Lula anunciou a nova indicação de Messias na sexta-feira (29/5), após conversas com Jaques Wagner, líder do governo no Senado, e o senador Weverton Rocha.
No Planalto, a expectativa é que Lula reenvie a indicação ao Senado após dialogar com Alcolumbre. A percepção é que isso acontecerá em breve.
"Ele (Lula) não ia anunciar isso agora se não fosse para mandar logo", comenta uma fonte do governo.
A ATUAÇÃO DE ALCOLUMBRE CONTRA MESSIAS
Alcolumbre trabalhou pessoalmente para a rejeição de Messias no Senado. Na véspera da votação, ele procurou vários senadores para solicitar votos contrários à indicação de Lula ao Supremo.

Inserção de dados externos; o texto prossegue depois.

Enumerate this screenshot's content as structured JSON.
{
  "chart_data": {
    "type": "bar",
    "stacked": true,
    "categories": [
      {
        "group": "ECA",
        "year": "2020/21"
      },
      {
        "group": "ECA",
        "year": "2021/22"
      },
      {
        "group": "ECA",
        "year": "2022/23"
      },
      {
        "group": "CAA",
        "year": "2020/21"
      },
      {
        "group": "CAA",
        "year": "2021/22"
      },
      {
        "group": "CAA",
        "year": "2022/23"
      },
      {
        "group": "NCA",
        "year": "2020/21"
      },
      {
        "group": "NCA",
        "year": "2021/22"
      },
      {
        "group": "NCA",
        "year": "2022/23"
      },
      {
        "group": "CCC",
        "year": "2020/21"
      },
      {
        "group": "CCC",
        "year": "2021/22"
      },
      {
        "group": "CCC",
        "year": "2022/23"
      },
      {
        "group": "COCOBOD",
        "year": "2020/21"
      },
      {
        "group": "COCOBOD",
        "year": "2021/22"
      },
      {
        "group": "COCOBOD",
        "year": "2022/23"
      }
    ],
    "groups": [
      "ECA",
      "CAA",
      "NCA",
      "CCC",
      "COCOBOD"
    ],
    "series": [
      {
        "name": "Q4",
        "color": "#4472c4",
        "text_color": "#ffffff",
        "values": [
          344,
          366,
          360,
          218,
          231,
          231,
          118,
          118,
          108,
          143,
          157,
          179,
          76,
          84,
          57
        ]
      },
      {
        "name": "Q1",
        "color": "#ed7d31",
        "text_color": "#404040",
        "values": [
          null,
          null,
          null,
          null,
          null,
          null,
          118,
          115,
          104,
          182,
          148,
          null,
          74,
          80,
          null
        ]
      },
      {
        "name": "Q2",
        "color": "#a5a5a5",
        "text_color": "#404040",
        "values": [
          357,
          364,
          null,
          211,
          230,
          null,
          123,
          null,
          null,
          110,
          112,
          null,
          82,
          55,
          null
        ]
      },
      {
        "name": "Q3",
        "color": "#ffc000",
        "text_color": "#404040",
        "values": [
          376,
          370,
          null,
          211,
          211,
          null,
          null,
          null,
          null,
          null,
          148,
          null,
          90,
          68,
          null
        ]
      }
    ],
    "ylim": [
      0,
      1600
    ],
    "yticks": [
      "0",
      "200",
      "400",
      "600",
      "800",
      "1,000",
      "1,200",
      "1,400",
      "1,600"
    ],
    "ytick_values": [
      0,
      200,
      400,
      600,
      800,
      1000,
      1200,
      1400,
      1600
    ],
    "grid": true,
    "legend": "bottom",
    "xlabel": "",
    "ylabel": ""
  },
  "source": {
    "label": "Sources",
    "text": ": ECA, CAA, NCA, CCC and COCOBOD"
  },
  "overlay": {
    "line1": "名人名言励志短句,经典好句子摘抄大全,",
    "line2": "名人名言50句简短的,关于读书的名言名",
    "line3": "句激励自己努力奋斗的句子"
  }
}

O governo acredita que Alcolumbre agiu contra Messias para agradar a oposição e evitar o fortalecimento de André Mendonça, relator do Caso Master no STF e aliado de Messias.
Senadores da base governista acreditam que, nesta segunda tentativa, Alcolumbre não mostrará resistência a Messias, já que o cenário político mudou com o avanço do Caso Master.
Além disso, o Planalto avalia que a recente exposição da relação entre Flávio Bolsonaro e Daniel Vorcaro pode também beneficiar Messias na nova indicação.